For long moments he stood there in the lighted upper hall. In his face bewilderment struggled with alarm. At last he made his way downstairs to the living-room and on to the den. Here he stared long at the half-drawn shades and the crumpled cushions of the window-seat. Something was gone out of that room; something that was a vivid, vital part of it. He couldn't quite determine what it was.
Over in the dining-room he examined the bowl of English walnuts with several empty shells mixed in among them and the nutcrackers lying askew upon the centerpiece. All at once he dropped these with a crash that made an ugly scar upon the polished table-top. His eyes had fallen upon the wide board nailed across the shattered window. He went over and investigated it carefully, his quick eyes taking in every detail of the crude carpentry. Under his touch the sagging lower board suddenly gave way and fell with a heavy thud to the gravel walk below.
The new-comer went back to the front hall, searched for an instant in the pocket of his overcoat, and then, clutching a black cylindrical object, he went out of the house and around on the dining-room side. His hands were trembling now, and the path of light blazing from the little electric torch made a zigzag trail across the dank flower-beds. He found the dislodged board lying with its twisted nails sprawling upward and dragged it off the path. As he dropped it his eyes fell upon an object lying beneath a giant oleander bush. At last he knew what it was that he had missed from the den. It was the Indian blanket. Mystified, he bent down and picked it up, finding it heavy with the added weight of dampness. The next moment he gave a startled cry, dropped the blanket and torch, and staggered back against the wall. And the blackness of night rushed over him like a tidal wave.

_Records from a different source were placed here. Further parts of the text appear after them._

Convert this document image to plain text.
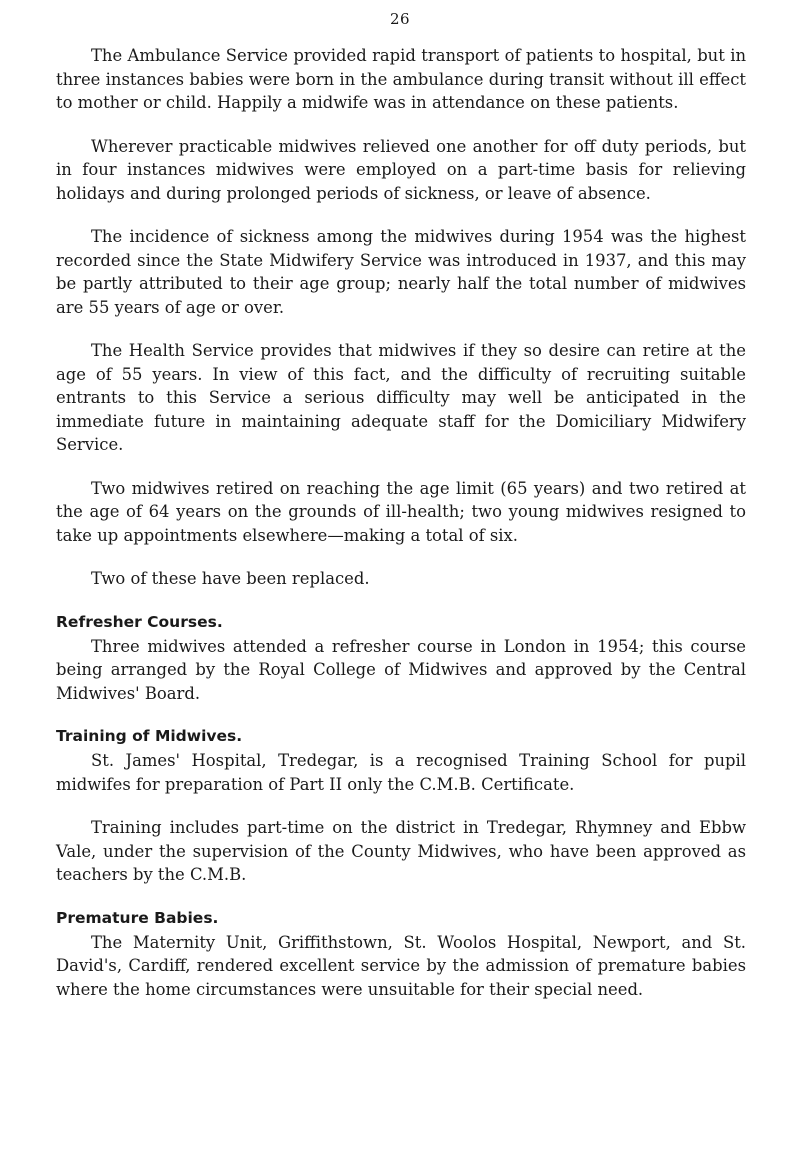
26

The Ambulance Service provided rapid transport of patients to hospital, but in three instances babies were born in the ambulance during transit without ill effect to mother or child. Happily a midwife was in attendance on these patients.

Wherever practicable midwives relieved one another for off duty periods, but in four instances midwives were employed on a part-time basis for relieving holidays and during prolonged periods of sickness, or leave of absence.

The incidence of sickness among the midwives during 1954 was the highest recorded since the State Midwifery Service was introduced in 1937, and this may be partly attributed to their age group; nearly half the total number of midwives are 55 years of age or over.

The Health Service provides that midwives if they so desire can retire at the age of 55 years. In view of this fact, and the difficulty of recruiting suitable entrants to this Service a serious difficulty may well be anticipated in the immediate future in maintaining adequate staff for the Domiciliary Midwifery Service.

Two midwives retired on reaching the age limit (65 years) and two retired at the age of 64 years on the grounds of ill-health; two young midwives resigned to take up appointments elsewhere—making a total of six.

Two of these have been replaced.

Refresher Courses.

Three midwives attended a refresher course in London in 1954; this course being arranged by the Royal College of Midwives and approved by the Central Midwives' Board.

Training of Midwives.

St. James' Hospital, Tredegar, is a recognised Training School for pupil midwifes for preparation of Part II only the C.M.B. Certificate.

Training includes part-time on the district in Tredegar, Rhymney and Ebbw Vale, under the supervision of the County Midwives, who have been approved as teachers by the C.M.B.

Premature Babies.

The Maternity Unit, Griffithstown, St. Woolos Hospital, Newport, and St. David's, Cardiff, rendered excellent service by the admission of premature babies where the home circumstances were unsuitable for their special need.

But his was the temperament which recuperates quickly from a shock. Resourcefulness, the key-note of his character, impelled him always to seek relief in action. Cursing the sudden weakness in his knees which retarded haste, he strode, with the aid of the recovered torch, toward a small frame cottage in the rear of the garage. Here he rapped sharply upon the closed door, then pushed it open. This room, too, was empty. Pointing the torch, like the unblinking eye of a cyclops, into every corner of the apartment, he made certain of this. Then he drew a solitary chair close to the door and sat down, the torch across his knees.

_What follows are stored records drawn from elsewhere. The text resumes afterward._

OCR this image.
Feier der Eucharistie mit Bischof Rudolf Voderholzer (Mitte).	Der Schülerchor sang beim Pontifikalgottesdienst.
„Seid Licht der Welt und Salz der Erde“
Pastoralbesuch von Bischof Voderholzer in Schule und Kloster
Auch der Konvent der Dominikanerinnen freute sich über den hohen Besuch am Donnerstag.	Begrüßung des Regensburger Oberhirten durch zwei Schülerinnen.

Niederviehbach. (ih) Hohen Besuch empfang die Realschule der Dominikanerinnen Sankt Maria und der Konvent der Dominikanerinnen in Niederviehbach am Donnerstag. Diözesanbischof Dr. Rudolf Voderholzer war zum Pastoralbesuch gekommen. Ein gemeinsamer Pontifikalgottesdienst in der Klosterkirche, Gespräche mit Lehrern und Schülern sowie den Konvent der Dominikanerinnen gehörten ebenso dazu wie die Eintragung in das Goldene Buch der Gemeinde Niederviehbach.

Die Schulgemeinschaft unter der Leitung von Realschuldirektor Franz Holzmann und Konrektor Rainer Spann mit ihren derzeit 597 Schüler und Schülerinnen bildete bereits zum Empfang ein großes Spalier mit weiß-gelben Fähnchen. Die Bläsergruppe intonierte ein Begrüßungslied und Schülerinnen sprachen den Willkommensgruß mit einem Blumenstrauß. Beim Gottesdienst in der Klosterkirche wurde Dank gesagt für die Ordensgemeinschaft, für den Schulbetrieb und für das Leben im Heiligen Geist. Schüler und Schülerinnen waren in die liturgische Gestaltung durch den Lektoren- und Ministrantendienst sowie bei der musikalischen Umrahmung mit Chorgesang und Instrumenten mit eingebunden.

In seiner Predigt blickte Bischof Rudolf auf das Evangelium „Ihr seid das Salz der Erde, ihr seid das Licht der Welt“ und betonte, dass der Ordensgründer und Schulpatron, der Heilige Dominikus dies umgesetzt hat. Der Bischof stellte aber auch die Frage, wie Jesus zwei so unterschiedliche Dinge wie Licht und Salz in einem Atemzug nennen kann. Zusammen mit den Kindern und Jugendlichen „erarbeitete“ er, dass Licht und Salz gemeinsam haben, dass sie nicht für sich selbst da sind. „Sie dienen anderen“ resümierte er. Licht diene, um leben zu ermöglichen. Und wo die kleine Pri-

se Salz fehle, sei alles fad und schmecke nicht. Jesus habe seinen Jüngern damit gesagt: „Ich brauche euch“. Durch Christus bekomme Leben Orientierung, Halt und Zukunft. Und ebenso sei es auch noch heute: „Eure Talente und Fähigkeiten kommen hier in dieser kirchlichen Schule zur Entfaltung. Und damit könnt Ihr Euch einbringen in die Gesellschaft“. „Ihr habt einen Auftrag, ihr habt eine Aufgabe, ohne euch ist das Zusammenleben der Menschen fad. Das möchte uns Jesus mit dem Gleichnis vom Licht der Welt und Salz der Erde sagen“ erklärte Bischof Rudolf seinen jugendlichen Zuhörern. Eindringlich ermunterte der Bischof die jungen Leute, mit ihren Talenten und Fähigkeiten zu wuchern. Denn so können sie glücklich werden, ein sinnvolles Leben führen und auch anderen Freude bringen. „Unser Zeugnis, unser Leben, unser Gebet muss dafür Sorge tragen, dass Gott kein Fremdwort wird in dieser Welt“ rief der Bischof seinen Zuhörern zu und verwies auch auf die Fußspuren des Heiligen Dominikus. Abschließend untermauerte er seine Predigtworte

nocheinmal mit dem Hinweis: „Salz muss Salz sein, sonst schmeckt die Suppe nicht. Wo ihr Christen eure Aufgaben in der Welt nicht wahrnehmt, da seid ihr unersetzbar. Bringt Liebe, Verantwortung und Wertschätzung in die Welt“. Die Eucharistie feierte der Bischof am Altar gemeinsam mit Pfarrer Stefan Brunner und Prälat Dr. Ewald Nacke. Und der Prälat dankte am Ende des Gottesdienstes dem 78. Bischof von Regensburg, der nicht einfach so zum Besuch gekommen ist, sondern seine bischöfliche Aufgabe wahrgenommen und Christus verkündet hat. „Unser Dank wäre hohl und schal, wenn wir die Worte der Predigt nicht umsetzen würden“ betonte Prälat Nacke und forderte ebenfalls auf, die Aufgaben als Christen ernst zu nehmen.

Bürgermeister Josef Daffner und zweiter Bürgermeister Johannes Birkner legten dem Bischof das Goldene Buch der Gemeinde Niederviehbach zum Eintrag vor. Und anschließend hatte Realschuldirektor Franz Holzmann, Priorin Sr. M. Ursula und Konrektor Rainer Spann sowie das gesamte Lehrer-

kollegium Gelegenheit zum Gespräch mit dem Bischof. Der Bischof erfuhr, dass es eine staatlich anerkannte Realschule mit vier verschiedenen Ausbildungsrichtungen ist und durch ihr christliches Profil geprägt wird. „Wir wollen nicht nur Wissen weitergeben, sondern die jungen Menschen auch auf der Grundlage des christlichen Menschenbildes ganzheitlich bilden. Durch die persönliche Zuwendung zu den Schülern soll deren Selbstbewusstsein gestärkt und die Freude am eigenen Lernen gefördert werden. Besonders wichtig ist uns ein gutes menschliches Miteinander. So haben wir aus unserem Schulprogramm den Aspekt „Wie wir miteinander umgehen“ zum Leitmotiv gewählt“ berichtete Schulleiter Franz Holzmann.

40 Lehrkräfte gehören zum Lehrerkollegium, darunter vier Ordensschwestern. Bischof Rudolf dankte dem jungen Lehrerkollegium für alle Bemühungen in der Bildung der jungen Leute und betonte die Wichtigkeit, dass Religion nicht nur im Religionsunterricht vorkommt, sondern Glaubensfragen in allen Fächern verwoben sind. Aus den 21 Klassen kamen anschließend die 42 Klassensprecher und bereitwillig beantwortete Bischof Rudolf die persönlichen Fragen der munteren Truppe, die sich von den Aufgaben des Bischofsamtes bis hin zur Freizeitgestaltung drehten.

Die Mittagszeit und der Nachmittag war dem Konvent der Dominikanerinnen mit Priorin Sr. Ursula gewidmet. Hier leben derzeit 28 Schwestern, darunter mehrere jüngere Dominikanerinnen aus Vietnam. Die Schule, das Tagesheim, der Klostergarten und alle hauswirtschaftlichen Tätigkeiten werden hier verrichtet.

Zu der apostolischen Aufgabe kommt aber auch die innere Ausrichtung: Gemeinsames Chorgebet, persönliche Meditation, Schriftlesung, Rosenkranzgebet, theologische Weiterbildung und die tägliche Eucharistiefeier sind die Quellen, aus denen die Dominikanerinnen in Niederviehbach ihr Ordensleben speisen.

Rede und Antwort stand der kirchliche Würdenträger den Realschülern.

More slowly now his glance traveled around the room. The blankets upon the bed were in a disheveled heap. There were some soiled dishes upon the table, a cup half full of cold tea, and under the small stove a pot of sticky-looking rice. The fire had gone out. He crossed the room and lifted the lid of the stove. Under the white ashes a few coals glowed dully. There were no clothes in the closet. It was easily apparent to him that the former inmate of the room had left unexpectedly but did not intend to return.

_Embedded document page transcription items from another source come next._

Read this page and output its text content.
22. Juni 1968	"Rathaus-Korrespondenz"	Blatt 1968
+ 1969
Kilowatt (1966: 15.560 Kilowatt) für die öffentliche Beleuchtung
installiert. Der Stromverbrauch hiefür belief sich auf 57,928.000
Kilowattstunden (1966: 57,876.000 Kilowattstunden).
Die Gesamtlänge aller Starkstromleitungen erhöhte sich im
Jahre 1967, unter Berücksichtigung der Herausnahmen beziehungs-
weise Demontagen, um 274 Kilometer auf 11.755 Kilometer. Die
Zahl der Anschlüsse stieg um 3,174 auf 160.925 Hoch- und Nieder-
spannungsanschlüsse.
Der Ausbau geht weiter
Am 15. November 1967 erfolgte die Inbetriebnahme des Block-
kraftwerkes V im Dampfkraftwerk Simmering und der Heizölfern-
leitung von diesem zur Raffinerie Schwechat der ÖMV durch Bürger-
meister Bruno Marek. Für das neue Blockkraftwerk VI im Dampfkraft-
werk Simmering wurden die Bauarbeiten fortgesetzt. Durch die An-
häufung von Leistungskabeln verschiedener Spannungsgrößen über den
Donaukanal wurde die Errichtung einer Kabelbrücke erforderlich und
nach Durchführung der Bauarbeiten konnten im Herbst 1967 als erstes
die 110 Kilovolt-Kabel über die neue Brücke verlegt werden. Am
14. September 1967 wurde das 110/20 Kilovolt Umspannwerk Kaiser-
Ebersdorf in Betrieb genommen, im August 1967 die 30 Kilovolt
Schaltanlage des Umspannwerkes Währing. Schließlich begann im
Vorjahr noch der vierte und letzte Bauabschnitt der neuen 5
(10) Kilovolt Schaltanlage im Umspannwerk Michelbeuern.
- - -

For half an hour he sat there motionless. Then he rose, pushed back the chair, and went out, closing the door behind him. Very deliberately he followed the side path back to the dining-room window. This time he retained the light, pressing one end of it firmly with his thumb. The soggy Indian blanket he folded back, and, stooping close to the ground, examined intently the dead cold face which it had sheltered.
It was the face of a man, young but haggard. The cheeks were sunken, and through the skin of his clenched hands the knuckles showed white and knotted. His hair was in wild disorder, but it seemed more the disorder of long neglect than of violent death. The helpless shrunken figure presented a pitiful contrast to that of the man who knelt beside it.
His was a large, well-proportioned frame that suggested, not corpulence but physical power. His hands were powerful but not thick. His whole bearing was self-assured, almost haughty. But it was the eyes, not the carriage, that gave the impression of arrogance. They were the clearest amber color with a mere dot of black pupil. Here and there tiny specks were visible showing like dark grains of sand in a sea of brown. A woman had once called them "tiger eyes," and he had been pleased. A child had once described them as "freckled" eyes, and he had been annoyed. As he knelt there now, searching the face of the dead man, his eyes, under their drooping lids, narrowed to the merest slits. When at last he rose and drew the blanket back over the still form, he moved with the brisk effectiveness of one animated by definite purpose.
First, he drove the mud-spattered roadster into the garage and left it there beside the beetle-black limousine. Then he let himself into the deserted house again, went up to the second bedroom in the left wing, and began sorting over some miscellaneous objects from one of the chiffonier drawers. "Ghastly!" he muttered once. "Ghastly! I'll have to take something to brace me up."
Back in the dining-room he took one of the long-stemmed glasses from the sideboard and poured himself a drink from a bottle in the cupboard underneath. But first he scrutinized its contents under the light. "Why didn't you take it all?" he inquired sardonically of some invisible being.